Une nouvelle plateforme de cryptographie dirigée par la Chine a émergé sous les projecteurs après avoir atteint 55 milliards de dollars de transactions transfrontalières. Cette valeur aurait été obtenue grâce à plus de 4 000 transactions effectuées par des banques centrales de pays asiatiques tels que la Chine, l’Arabie saoudite et la Thaïlande.
Une nouvelle plate-forme cryptographique dirigée par la Chine a connu une augmentation significative du volume de transactions à plus de 55 milliards de dollars, selon un nouveau rapport de l’Atlantic Council, basé à Washington. Le rapport explique que le prototype de plateforme « mBridge » est piloté par les banques centrales de pays asiatiques tels que l’Arabie saoudite, la Chine, les Émirats arabes unis et la Thaïlande.
Le volume des transactions mBridge a été multiplié par 2 500 depuis 2022
Le rapport a montré que les banques centrales ont réalisé plus de 4 000 transactions via la plateforme, signalant des efforts renouvelés de la part des pays concernés pour développer des alternatives aux systèmes de paiement mondiaux dépendants du dollar. Le rapport souligne que le volume cumulé des transactions de 55,5 milliards de dollars représente une multiplication par 2 500 depuis 2022.
Le projet mBridge a été lancé en 2021 dans le cadre d’une collaboration entre le centre d’innovation de la Banque des règlements internationaux (BRI) et les banques centrales de pays asiatiques, dont la Chine, Hong Kong, la Thaïlande et les Émirats arabes unis. Le yuan numérique (e-CNY) représente 95 % du volume des transactions de la plateforme et constitue le plus grand projet de monnaie numérique de banque centrale en direct au monde.

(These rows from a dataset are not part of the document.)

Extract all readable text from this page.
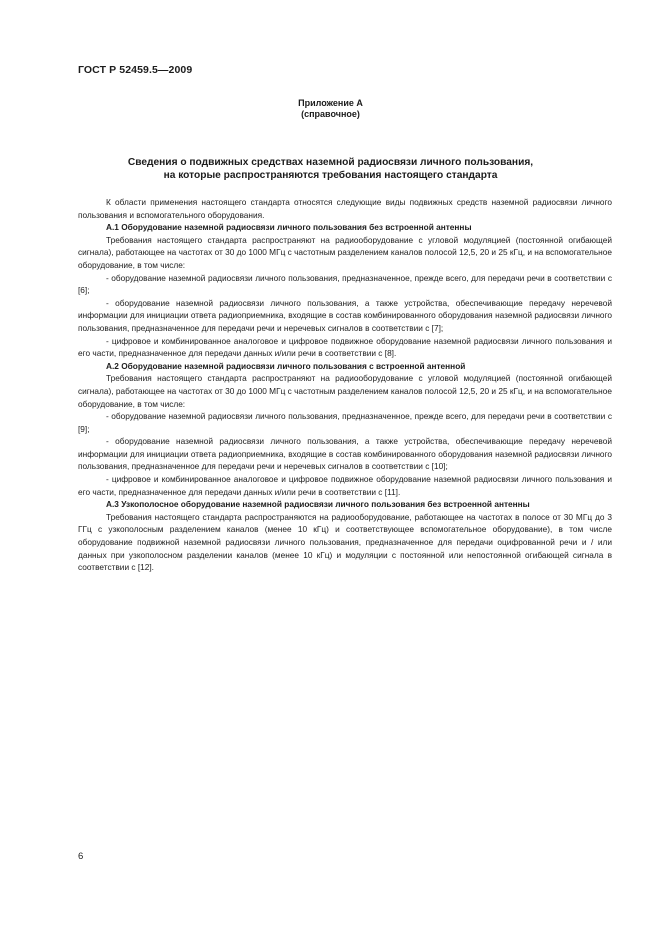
ГОСТ Р 52459.5—2009
Приложение А
(справочное)
Сведения о подвижных средствах наземной радиосвязи личного пользования,
на которые распространяются требования настоящего стандарта

К области применения настоящего стандарта относятся следующие виды подвижных средств наземной радиосвязи личного пользования и вспомогательного оборудования.

А.1 Оборудование наземной радиосвязи личного пользования без встроенной антенны

Требования настоящего стандарта распространяют на радиооборудование с угловой модуляцией (постоянной огибающей сигнала), работающее на частотах от 30 до 1000 МГц с частотным разделением каналов полосой 12,5, 20 и 25 кГц, и на вспомогательное оборудование, в том числе:

- оборудование наземной радиосвязи личного пользования, предназначенное, прежде всего, для передачи речи в соответствии с [6];

- оборудование наземной радиосвязи личного пользования, а также устройства, обеспечивающие передачу неречевой информации для инициации ответа радиоприемника, входящие в состав комбинированного оборудования наземной радиосвязи личного пользования, предназначенное для передачи речи и неречевых сигналов в соответствии с [7];

- цифровое и комбинированное аналоговое и цифровое подвижное оборудование наземной радиосвязи личного пользования и его части, предназначенное для передачи данных и/или речи в соответствии с [8].

А.2 Оборудование наземной радиосвязи личного пользования с встроенной антенной

Требования настоящего стандарта распространяют на радиооборудование с угловой модуляцией (постоянной огибающей сигнала), работающее на частотах от 30 до 1000 МГц с частотным разделением каналов полосой 12,5, 20 и 25 кГц, и на вспомогательное оборудование, в том числе:

- оборудование наземной радиосвязи личного пользования, предназначенное, прежде всего, для передачи речи в соответствии с [9];

- оборудование наземной радиосвязи личного пользования, а также устройства, обеспечивающие передачу неречевой информации для инициации ответа радиоприемника, входящие в состав комбинированного оборудования наземной радиосвязи личного пользования, предназначенное для передачи речи и неречевых сигналов в соответствии с [10];

- цифровое и комбинированное аналоговое и цифровое подвижное оборудование наземной радиосвязи личного пользования и его части, предназначенное для передачи данных и/или речи в соответствии с [11].

А.3 Узкополосное оборудование наземной радиосвязи личного пользования без встроенной антенны

Требования настоящего стандарта распространяются на радиооборудование, работающее на частотах в полосе от 30 МГц до 3 ГГц с узкополосным разделением каналов (менее 10 кГц) и соответствующее вспомогательное оборудование), в том числе оборудование подвижной наземной радиосвязи личного пользования, предназначенное для передачи оцифрованной речи и / или данных при узкополосном разделении каналов (менее 10 кГц) и модуляции с постоянной или непостоянной огибающей сигнала в соответствии с [12].

6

Source : Banque populaire de Chine. Volumes de transactions cumulés (2021-2025)
Selon données Selon la Banque populaire de Chine publiée par l’Atlantic Council, l’e-CNY a traité des transactions d’une valeur de plus de 2 000 milliards de dollars en 2025, marquant la 6e année de croissance positive des volumes depuis sa création en 2021. Cette semaine, la coalition a annoncé des tests plus rigoureux de l’e-CNY aux côtés de 40 autres banques commerciales centrales.
Le 29 décembre, un article par Lu Lei, vice-gouverneur de la Banque populaire de Chine, publié par Financial News, a indiqué que les banques commerciales qui exploitent des portefeuilles e-CNY commenceront à payer des intérêts aux détenteurs de monnaie numérique, en fonction du montant qu’ils détiennent.
Alisha Chhangani, directrice associée au Centre de géoéconomie de l’Atlantic Council, a déclaré que le rôle du développement de l’e-CNY n’est pas de « déplacer purement et simplement le dollar mais de construire des voies de règlement parallèles qui limitent la dépendance aux systèmes existants basés sur le dollar ». Elle a également ajouté qu’il est peu probable que le projet remplace la domination du dollar américain, mais qu’il pourrait l’éroder au fil du temps.
Donald Trump interdit les CBDC et approuve les pièces stables émises par le secteur privé
De l’autre côté du monde, le président américain Donald Trump signé un décret du 23 janvier qui empêche les agences fédérales d’émettre ou d’approuver les monnaies numériques des banques centrales (CBDC), invoquant les risques associés pour la vie privée des utilisateurs et la stabilité financière.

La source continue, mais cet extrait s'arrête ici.